Bus route operated by the Maryland Transit Administration

Route 77 is a bus route operated by the Maryland Transit Administration in the suburbs of Baltimore. The line currently runs from the Old Court Metro Subway Station in Pikesville, Maryland, to the Patapsco Light Rail Stop and serves Randallstown, Windsor Mill, Woodlawn, Catonsville, Arbutus, Halethorpe, and Lansdowne as well as the campuses of UMBC and CCBC Catonsville (formerly Catonsville Community College).

==History==
Route 77 was one of the first cross-county bus lines in Baltimore County, Maryland. It started operating in 1974 as an experimental service, originating from the central business district of Pikesville, and terminating at UMBC.

Prior to its introduction, most of the route of Route 77 was not served by any bus lines. For a brief period in 1966, a shuttle service identified as Route 35 operated between UMBC and Catonsville Community College. Streetcar followed by bus service operated in the Halethorpe area. Route 20 operated between Security Square and Westview Malls along a different route, and a branch of Route 44 served Rutherford Business Park (and continued to until 2005).

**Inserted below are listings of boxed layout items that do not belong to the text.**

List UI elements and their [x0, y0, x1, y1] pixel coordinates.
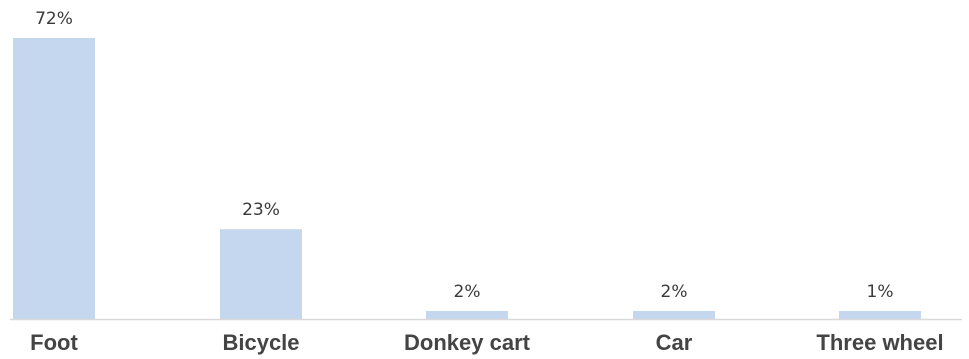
value-label: 2% [661, 282, 688, 302]
value-label: 2% [454, 282, 481, 302]
value-label: 1% [867, 282, 894, 302]
bar-car [633, 311, 715, 319]
category-label: Donkey cart [404, 330, 531, 355]
category-labels-group: Foot Bicycle Donkey cart Car Three wheel [30, 330, 943, 355]
category-label: Bicycle [222, 330, 299, 355]
bars-group [13, 38, 921, 319]
bar-bicycle [220, 229, 302, 319]
category-label: Car [656, 330, 693, 355]
value-label: 23% [242, 200, 280, 220]
value-label: 72% [35, 9, 73, 29]
category-label: Foot [30, 330, 78, 355]
bar-three-wheel [839, 311, 921, 319]
category-label: Three wheel [816, 330, 943, 355]
bar-donkey-cart [426, 311, 508, 319]
value-labels-group: 72% 23% 2% 2% 1% [35, 9, 893, 302]
bar-foot [13, 38, 95, 319]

At that time, service was provided on weekdays only, with rush hour service operating only once every 40 minutes and midday service provided every 50 minutes. The line, which was designed to provide service for the students of UMBC and Catonsville Community College and had its schedule coordinated to the classes of these two institutions, did not provide service out of Pikesville before 6:30 AM or UMBC before 7:30 AM. Within the decades that followed, the line performed above expectations, drawing riders from far beyond the college crowd and proving that a cross-county (suburb-to-suburb) bus route could succeed in the Baltimore area.

In 1987, in conjunction with the opening of the Old Court Metro Subway Station and the extension of Route M-2 to this location, the station also became the new northern terminus for Route 77. Some trips operated along the old route to Pikesville during a period of time when Old Court Station was closed at night. This portion was discontinued in 2005.

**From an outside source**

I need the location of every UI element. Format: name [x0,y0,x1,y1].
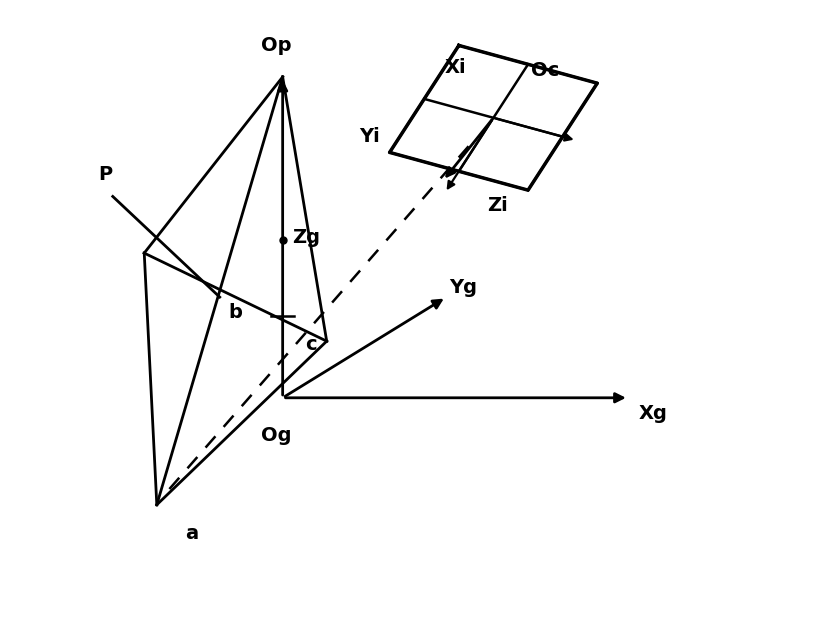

In 1995, selected trips were extended south of UMBC to the Patapsco Light Rail Stop through the Halethorpe area, improving connections. The frequency was also slightly improved.

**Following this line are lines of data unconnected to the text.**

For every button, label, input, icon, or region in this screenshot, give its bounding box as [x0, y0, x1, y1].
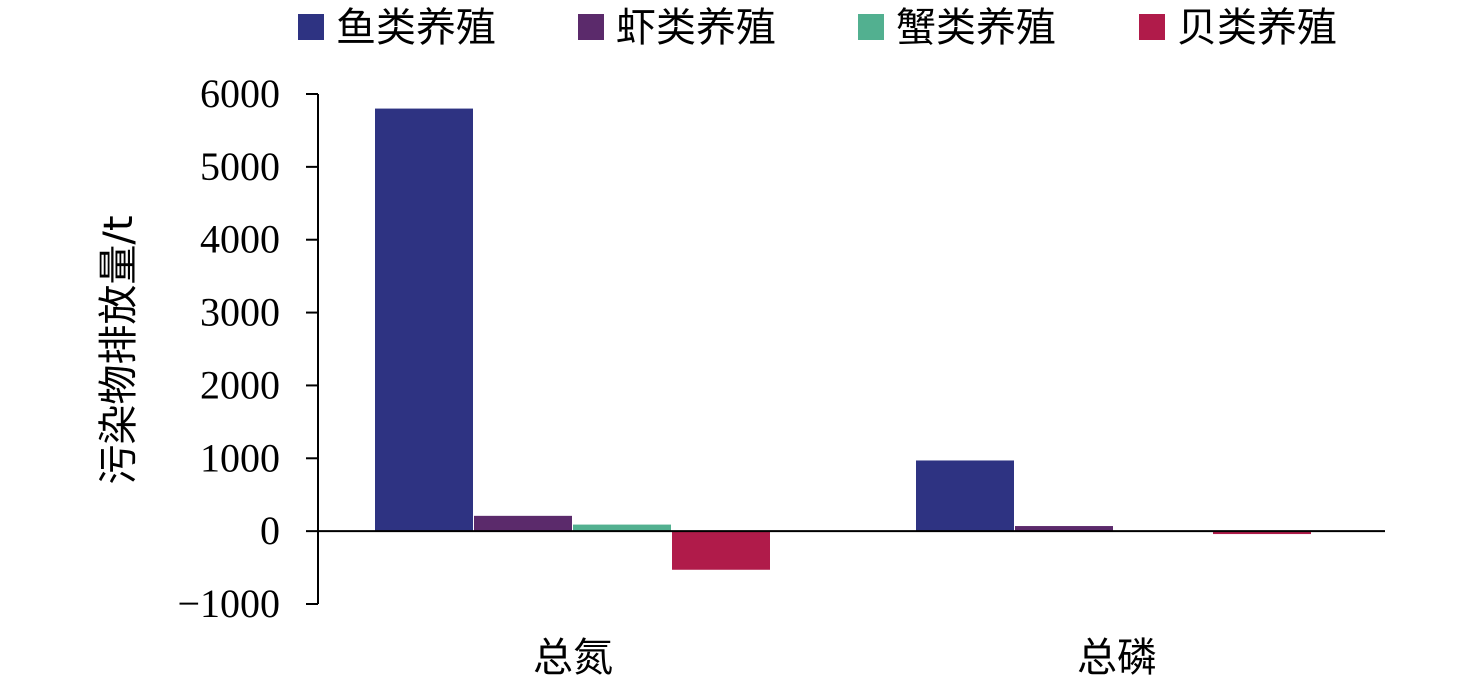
y-tick-label: 0 [260, 508, 280, 553]
y-tick-label: 4000 [200, 217, 280, 262]
y-tick-label: 6000 [200, 71, 280, 116]
y-axis-title: 污染物排放量/t [96, 215, 142, 484]
bar [1213, 531, 1311, 535]
bar [375, 108, 473, 532]
legend-label: 蟹类养殖 [896, 5, 1056, 51]
bar [474, 515, 572, 532]
y-axis: −1000 0 1000 2000 3000 4000 5000 6000 [177, 71, 319, 626]
bars [375, 108, 1311, 570]
legend-swatch [578, 14, 604, 40]
legend-item: 鱼类养殖 [298, 5, 496, 51]
legend-label: 贝类养殖 [1177, 5, 1337, 51]
bar [672, 531, 770, 570]
bar [573, 524, 671, 532]
legend-label: 鱼类养殖 [336, 5, 496, 51]
y-tick-label: 3000 [200, 290, 280, 335]
legend-swatch [1139, 14, 1165, 40]
legend: 鱼类养殖 虾类养殖 蟹类养殖 贝类养殖 [298, 5, 1337, 51]
bar [1015, 526, 1113, 532]
legend-item: 蟹类养殖 [858, 5, 1056, 51]
y-tick-label: −1000 [177, 581, 280, 626]
legend-swatch [858, 14, 884, 40]
x-axis: 总氮 总磷 [318, 530, 1385, 681]
x-category-label: 总氮 [533, 635, 613, 681]
legend-item: 贝类养殖 [1139, 5, 1337, 51]
legend-label: 虾类养殖 [616, 5, 776, 51]
bar [916, 460, 1014, 532]
legend-swatch [298, 14, 324, 40]
x-category-label: 总磷 [1077, 635, 1157, 681]
y-tick-label: 5000 [200, 144, 280, 189]
y-tick-label: 2000 [200, 362, 280, 407]
y-tick-label: 1000 [200, 435, 280, 480]
legend-item: 虾类养殖 [578, 5, 776, 51]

In 1997, Saturday service was added. At first, it operated only between Old Court and Security Square Mall, but it was later extended to UMBC. Sunday service was added in 2001.

In 2005, as part of the Greater Baltimore Bus Initiative, all trips were extended to the Patapsco Light Rail Stop, and the route was slightly changed to replace a portion of Route 31, which was merged into other routes. Midday and Saturday service was increased to one bus every 30 minutes.